We tend to imagine God as the “Big Man Upstairs.” He is someone like us, only bigger, smarter, and more powerful. Yet, God is in a class all by himself. In the God of Scripture we find a Lord who is all-powerful and supremely good! This is good news for us, because a God who is great but not good is an all-powerful monster. A God who is good but not great cannot save us. Sadly, many people think they have to choose either/or, but that does not have to be the case.
God’s goodness is the very foundation of his greatness. His power is not arbitrary or capable of evil. As C. S. Lewis reminds us, his goodness is his power to create us for himself:
God has no needs. Human love… is caused by a real or supposed goal in its beloved which the lover needs and desires. But God’s love, far from being caused by goodness in the object, causes all the goodness which the object has, loving it first into existence, and then into real, though derivative, lovability. God is Goodness. He can give good, but cannot need or get it. In that sense, his love is, as it were, bottomlessly selfless by very definition; it has everything to give, and nothing to receive (The Problem of Pain [HarperOne, 1996], 43).
In the eternal love of the Trinity, God has existed in perfect harmony, peace, love, and faithfulness.
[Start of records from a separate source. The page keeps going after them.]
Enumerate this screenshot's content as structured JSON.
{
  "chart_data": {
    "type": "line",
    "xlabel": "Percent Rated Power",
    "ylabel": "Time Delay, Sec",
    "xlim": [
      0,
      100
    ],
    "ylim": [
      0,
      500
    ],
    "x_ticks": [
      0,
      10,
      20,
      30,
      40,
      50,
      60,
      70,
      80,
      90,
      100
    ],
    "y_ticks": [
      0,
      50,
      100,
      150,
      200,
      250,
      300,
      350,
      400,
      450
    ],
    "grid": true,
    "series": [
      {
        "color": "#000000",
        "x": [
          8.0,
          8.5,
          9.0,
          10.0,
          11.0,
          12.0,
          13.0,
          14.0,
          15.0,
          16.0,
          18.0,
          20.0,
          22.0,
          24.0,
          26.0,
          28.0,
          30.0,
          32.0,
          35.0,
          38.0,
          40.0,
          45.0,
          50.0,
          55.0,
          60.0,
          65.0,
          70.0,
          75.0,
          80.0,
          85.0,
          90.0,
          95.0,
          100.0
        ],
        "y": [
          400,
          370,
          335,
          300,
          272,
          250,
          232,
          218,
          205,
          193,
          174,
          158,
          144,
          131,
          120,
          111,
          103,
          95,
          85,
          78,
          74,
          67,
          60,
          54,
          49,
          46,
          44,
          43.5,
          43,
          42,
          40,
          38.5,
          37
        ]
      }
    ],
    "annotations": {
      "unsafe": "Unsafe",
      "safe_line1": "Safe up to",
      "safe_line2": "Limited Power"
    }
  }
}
His greatness is seen specifically in the fact that “God is love” (1 John 4:8). This is also his goodness. In his independent, unchanging nature, he has decided to share that love with us. He brings the whole world into a relationship with himself according to his eternal purpose and wisdom.
God created the world in real freedom and love, giving humans the power to choose good and evil. Even though we have chosen evil for ourselves, God does not change. Mysteriously, God’s eternal plan governs all things, including our free actions.
God’s goodness and greatness are inseparable. His goodness surpasses our wildest expectations in the face of a rebellious world. He tells us, “I have no pleasure in the death of the wicked, but that the wicked turn from his way and live” (Ezek. 33:11). What’s more is that he actually provides the way for the ungodly to turn and live!
Had he given the justice we immediately deserved, no one would be left standing. From his love he is just, holy, and jealous, and yet also compassionate, faithful, and merciful.
God is so great that he can love those who show him only hatred, evil, and contempt, because he does not depend on what they think, feel, or do. He is love. God’s boundless, limitless love is what compelled him to send his own Son to die for such a world as this (John 3:16).